2. Grants, depending on who supplies the funds and how much you’re given, sometimes have to be declared as income come tax time. This can affect how much you have to pay in estimated income tax, payroll tax, etc. Make sure you understand what your tax obligations are for any grant you accept.
Investors–particularly if you can attract angel investors–can be your bread and butter. At the same time, figuring out the logistics of attracting investors, using their funds and keeping them happy can be complicated.

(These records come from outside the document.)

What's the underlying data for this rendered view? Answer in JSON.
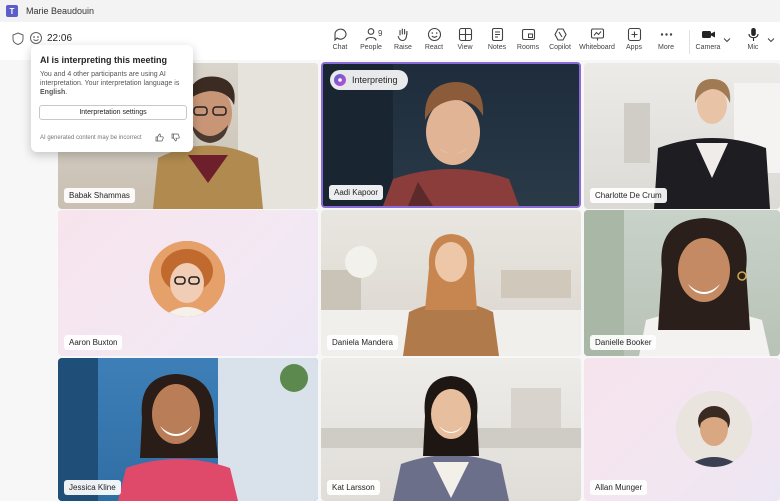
{
  "window": {
    "title": "Marie Beaudouin"
  },
  "meeting": {
    "timer": "22:06"
  },
  "toolbar": {
    "chat": "Chat",
    "people": "People",
    "people_count": "9",
    "raise": "Raise",
    "react": "React",
    "view": "View",
    "notes": "Notes",
    "rooms": "Rooms",
    "copilot": "Copilot",
    "whiteboard": "Whiteboard",
    "apps": "Apps",
    "more": "More",
    "camera": "Camera",
    "mic": "Mic"
  },
  "popup": {
    "title": "AI is interpreting this meeting",
    "body_prefix": "You and 4 other participants are using AI interpretation. Your interpretation language is ",
    "language": "English",
    "body_suffix": ".",
    "settings_button": "Interpretation settings",
    "footer": "AI generated content may be incorrect"
  },
  "badge": {
    "interpreting": "Interpreting"
  },
  "participants": [
    {
      "name": "Babak Shammas"
    },
    {
      "name": "Aadi Kapoor"
    },
    {
      "name": "Charlotte De Crum"
    },
    {
      "name": "Aaron Buxton"
    },
    {
      "name": "Daniela Mandera"
    },
    {
      "name": "Danielle Booker"
    },
    {
      "name": "Jessica Kline"
    },
    {
      "name": "Kat Larsson"
    },
    {
      "name": "Allan Munger"
    }
  ],
  "colors": {
    "accent": "#5b5fc7",
    "active_speaker": "#8b6bd8"
  }
}
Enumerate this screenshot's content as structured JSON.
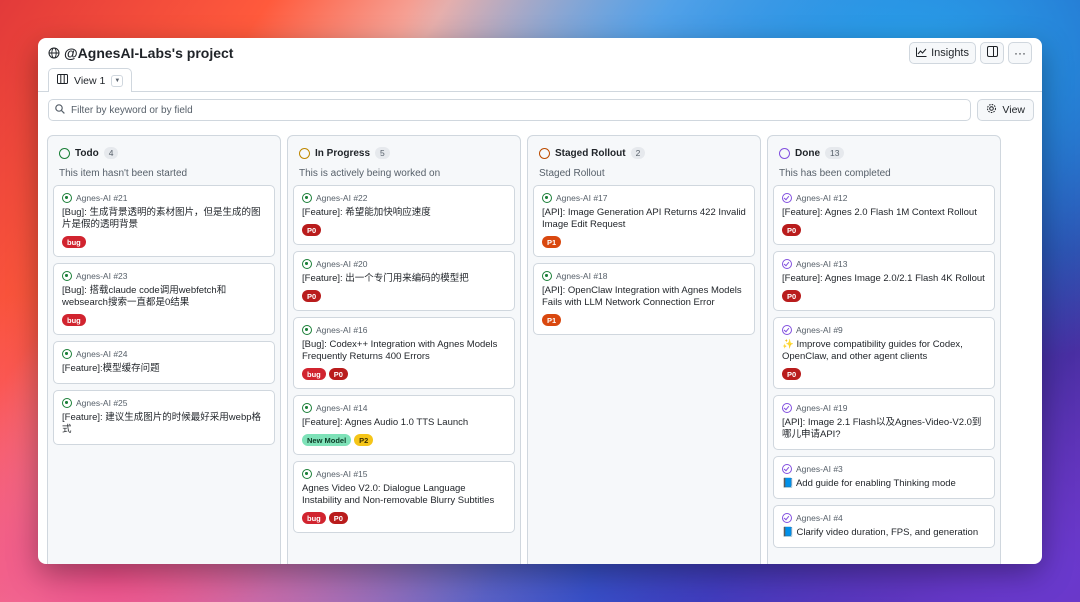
{
  "colors": {
    "todo": "#1a7f37",
    "in_progress": "#bf8700",
    "staged": "#bc4c00",
    "done": "#8250df"
  },
  "header": {
    "title": "@AgnesAI-Labs's project",
    "globe_icon": "globe-icon",
    "insights_label": "Insights"
  },
  "tabs": [
    {
      "label": "View 1",
      "icon": "board-icon"
    }
  ],
  "filter": {
    "placeholder": "Filter by keyword or by field",
    "view_label": "View"
  },
  "columns": [
    {
      "name": "Todo",
      "count": "4",
      "description": "This item hasn't been started",
      "status": "todo",
      "cards": [
        {
          "meta": "Agnes-AI #21",
          "title": "[Bug]: 生成背景透明的素材图片，但是生成的图片是假的透明背景",
          "labels": [
            {
              "text": "bug",
              "kind": "bug"
            }
          ]
        },
        {
          "meta": "Agnes-AI #23",
          "title": "[Bug]: 搭载claude code调用webfetch和websearch搜索一直都是0结果",
          "labels": [
            {
              "text": "bug",
              "kind": "bug"
            }
          ]
        },
        {
          "meta": "Agnes-AI #24",
          "title": "[Feature]:模型缓存问题",
          "labels": []
        },
        {
          "meta": "Agnes-AI #25",
          "title": "[Feature]: 建议生成图片的时候最好采用webp格式",
          "labels": []
        }
      ]
    },
    {
      "name": "In Progress",
      "count": "5",
      "description": "This is actively being worked on",
      "status": "in_progress",
      "cards": [
        {
          "meta": "Agnes-AI #22",
          "title": "[Feature]: 希望能加快响应速度",
          "labels": [
            {
              "text": "P0",
              "kind": "p0"
            }
          ]
        },
        {
          "meta": "Agnes-AI #20",
          "title": "[Feature]: 出一个专门用来编码的模型把",
          "labels": [
            {
              "text": "P0",
              "kind": "p0"
            }
          ]
        },
        {
          "meta": "Agnes-AI #16",
          "title": "[Bug]: Codex++ Integration with Agnes Models Frequently Returns 400 Errors",
          "labels": [
            {
              "text": "bug",
              "kind": "bug"
            },
            {
              "text": "P0",
              "kind": "p0"
            }
          ]
        },
        {
          "meta": "Agnes-AI #14",
          "title": "[Feature]: Agnes Audio 1.0 TTS Launch",
          "labels": [
            {
              "text": "New Model",
              "kind": "newmodel"
            },
            {
              "text": "P2",
              "kind": "p2"
            }
          ]
        },
        {
          "meta": "Agnes-AI #15",
          "title": "Agnes Video V2.0: Dialogue Language Instability and Non-removable Blurry Subtitles",
          "labels": [
            {
              "text": "bug",
              "kind": "bug"
            },
            {
              "text": "P0",
              "kind": "p0"
            }
          ]
        }
      ]
    },
    {
      "name": "Staged Rollout",
      "count": "2",
      "description": "Staged Rollout",
      "status": "staged",
      "cards": [
        {
          "meta": "Agnes-AI #17",
          "title": "[API]: Image Generation API Returns 422 Invalid Image Edit Request",
          "labels": [
            {
              "text": "P1",
              "kind": "p1"
            }
          ]
        },
        {
          "meta": "Agnes-AI #18",
          "title": "[API]: OpenClaw Integration with Agnes Models Fails with LLM Network Connection Error",
          "labels": [
            {
              "text": "P1",
              "kind": "p1"
            }
          ]
        }
      ]
    },
    {
      "name": "Done",
      "count": "13",
      "description": "This has been completed",
      "status": "done",
      "cards": [
        {
          "meta": "Agnes-AI #12",
          "title": "[Feature]: Agnes 2.0 Flash 1M Context Rollout",
          "labels": [
            {
              "text": "P0",
              "kind": "p0"
            }
          ]
        },
        {
          "meta": "Agnes-AI #13",
          "title": "[Feature]: Agnes Image 2.0/2.1 Flash 4K Rollout",
          "labels": [
            {
              "text": "P0",
              "kind": "p0"
            }
          ]
        },
        {
          "meta": "Agnes-AI #9",
          "title": "✨ Improve compatibility guides for Codex, OpenClaw, and other agent clients",
          "labels": [
            {
              "text": "P0",
              "kind": "p0"
            }
          ]
        },
        {
          "meta": "Agnes-AI #19",
          "title": "[API]: Image 2.1 Flash以及Agnes-Video-V2.0到哪儿申请API?",
          "labels": []
        },
        {
          "meta": "Agnes-AI #3",
          "title": "📘 Add guide for enabling Thinking mode",
          "labels": []
        },
        {
          "meta": "Agnes-AI #4",
          "title": "📘 Clarify video duration, FPS, and generation",
          "labels": []
        }
      ]
    }
  ]
}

1. How will you pay your investors back? Do they want shares of your company? Can you simply repay them when you start turning a profit? Do they want a portion of the profits for a number of years? Money is only good money if the terms by which you get it are agreeable to you.
2. Do you want to allow your investors to have a say in how your business is run? This can be problematic in most businesses but even more so in the medical field. Figuring out how to balance patients’ needs vs. the demands of investors is difficult on a good day. If you are thinking of allowing your investors to have business input, consider going after investors who are doctors and medical professionals themselves so that they’ll understand how to balance profit and medicine.